I put two sheets of paper in a room and you can consider the ubiquity of just the 8.5x11 rectangle. You can consider the meaning of just the form versus what gets printed on the paper versus something in between. You can consider what meanings are possible and what meanings are impossible with this form and with the potential printing on the form. You can consider the limits of language printed on the form.
I sliced the two sheets of paper by hand with an x-acto knife. I left the slices of one sheet connected as a continuous spiral by using tiny incisions, and place it on a pedestal in a tangled knot. The new form of the sheet can be lyrical in the way cursive writing is lyrical. It can be lyrical in the way a sheet of paper lazily falling from a rooftop caught by a breeze can be lyrical. I think it’s lyrical in these ways. I sliced the other sheet into many narrow, disconnected strands. Then I tied those strands together with tiny knots into a long strand that is almost impossible to keep from getting snarled into itself. The knots can easily untie by themselves and the individual strands can easily snap with too much force. The delicateness and tenuousness of these gestures, and of these new forms, can be beautiful. I think they’re beautiful. They can have a “soft” meaning that eschews language. The beauty can come from a slippage that happens between language’s attempted codification and the actual, ever shifting, nature of what it attempts to fix, namely, the relations that make up reality.

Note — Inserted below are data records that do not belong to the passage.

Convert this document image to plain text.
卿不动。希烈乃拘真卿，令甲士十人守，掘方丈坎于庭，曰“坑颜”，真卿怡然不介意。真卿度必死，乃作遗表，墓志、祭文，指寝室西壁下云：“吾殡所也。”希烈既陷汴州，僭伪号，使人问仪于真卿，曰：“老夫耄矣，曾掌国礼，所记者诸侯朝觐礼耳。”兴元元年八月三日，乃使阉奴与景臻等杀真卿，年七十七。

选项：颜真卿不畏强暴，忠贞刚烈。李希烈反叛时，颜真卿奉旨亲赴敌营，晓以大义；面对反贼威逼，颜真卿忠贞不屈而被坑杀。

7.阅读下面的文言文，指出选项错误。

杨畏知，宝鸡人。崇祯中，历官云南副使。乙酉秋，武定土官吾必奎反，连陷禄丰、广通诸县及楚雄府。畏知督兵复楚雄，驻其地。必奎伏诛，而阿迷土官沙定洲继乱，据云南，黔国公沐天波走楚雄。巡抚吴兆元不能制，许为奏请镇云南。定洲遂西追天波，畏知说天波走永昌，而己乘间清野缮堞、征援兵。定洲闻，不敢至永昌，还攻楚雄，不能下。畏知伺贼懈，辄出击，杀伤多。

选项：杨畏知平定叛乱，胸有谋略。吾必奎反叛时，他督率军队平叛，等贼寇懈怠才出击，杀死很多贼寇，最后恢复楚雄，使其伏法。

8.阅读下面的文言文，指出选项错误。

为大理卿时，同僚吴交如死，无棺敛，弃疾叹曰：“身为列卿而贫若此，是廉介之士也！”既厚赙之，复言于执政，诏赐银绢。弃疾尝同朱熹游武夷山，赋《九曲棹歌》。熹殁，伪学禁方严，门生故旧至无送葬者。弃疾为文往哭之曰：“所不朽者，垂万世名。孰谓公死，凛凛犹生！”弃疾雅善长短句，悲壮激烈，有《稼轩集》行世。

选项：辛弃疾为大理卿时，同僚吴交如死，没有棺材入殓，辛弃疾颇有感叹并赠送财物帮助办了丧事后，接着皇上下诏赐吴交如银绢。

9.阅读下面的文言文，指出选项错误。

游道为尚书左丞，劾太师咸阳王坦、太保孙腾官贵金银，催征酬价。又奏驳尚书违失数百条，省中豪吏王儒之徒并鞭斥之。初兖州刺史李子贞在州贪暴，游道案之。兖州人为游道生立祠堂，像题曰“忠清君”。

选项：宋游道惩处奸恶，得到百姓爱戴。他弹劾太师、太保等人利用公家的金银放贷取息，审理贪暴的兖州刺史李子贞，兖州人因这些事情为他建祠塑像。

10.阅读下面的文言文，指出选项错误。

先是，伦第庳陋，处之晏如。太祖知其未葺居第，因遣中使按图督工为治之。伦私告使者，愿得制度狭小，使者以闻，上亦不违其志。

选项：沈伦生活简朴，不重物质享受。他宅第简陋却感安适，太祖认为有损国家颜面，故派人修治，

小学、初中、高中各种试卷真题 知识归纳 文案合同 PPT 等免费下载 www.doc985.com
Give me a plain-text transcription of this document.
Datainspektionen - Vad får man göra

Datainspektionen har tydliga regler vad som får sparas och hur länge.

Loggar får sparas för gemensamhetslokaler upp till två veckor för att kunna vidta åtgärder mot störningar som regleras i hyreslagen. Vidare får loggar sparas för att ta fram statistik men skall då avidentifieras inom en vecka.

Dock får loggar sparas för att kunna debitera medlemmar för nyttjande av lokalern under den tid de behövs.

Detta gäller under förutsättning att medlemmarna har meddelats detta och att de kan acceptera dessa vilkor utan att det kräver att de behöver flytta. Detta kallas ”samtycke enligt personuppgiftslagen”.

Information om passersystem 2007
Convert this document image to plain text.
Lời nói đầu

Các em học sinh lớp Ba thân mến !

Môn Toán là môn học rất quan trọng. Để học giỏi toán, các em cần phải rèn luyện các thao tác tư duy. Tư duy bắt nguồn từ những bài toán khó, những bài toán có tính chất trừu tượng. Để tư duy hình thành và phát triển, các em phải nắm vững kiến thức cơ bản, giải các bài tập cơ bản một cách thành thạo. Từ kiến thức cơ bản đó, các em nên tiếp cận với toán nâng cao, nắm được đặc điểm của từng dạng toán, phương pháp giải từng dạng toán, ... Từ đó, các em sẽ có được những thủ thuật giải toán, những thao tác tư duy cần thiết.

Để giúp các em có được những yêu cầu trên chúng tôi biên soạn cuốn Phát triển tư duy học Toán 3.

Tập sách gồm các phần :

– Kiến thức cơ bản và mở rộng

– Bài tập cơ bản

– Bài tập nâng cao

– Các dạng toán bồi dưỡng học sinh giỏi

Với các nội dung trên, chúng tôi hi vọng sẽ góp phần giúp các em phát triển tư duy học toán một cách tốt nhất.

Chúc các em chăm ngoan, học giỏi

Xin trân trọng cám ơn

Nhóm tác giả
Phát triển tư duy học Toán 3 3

The room has two windows, and walls that aren’t quite white. One of the windows has a potted spider plant sitting on it. You may find that the paper looks almost invisible on the walls despite the difference in color. The paper casts shadows that are almost like reflections. The paper sits in the room, day by day, sometimes shifting in the breeze of someone walking past, or from the open window, if the window is open. Someone might walk by the door to the room. Someone might close the door to the room. Someone sleeps in the room next to the room. Someone eats and talks in the room next to the room where someone sleeps. The street is not visible from the room. You can go into the room by appointment only but you can go into it for an indefinite but not infinite interval of time. The paper is in the room for an indefinite but not infinite interval of time. The room is in Northampton, Massachusetts.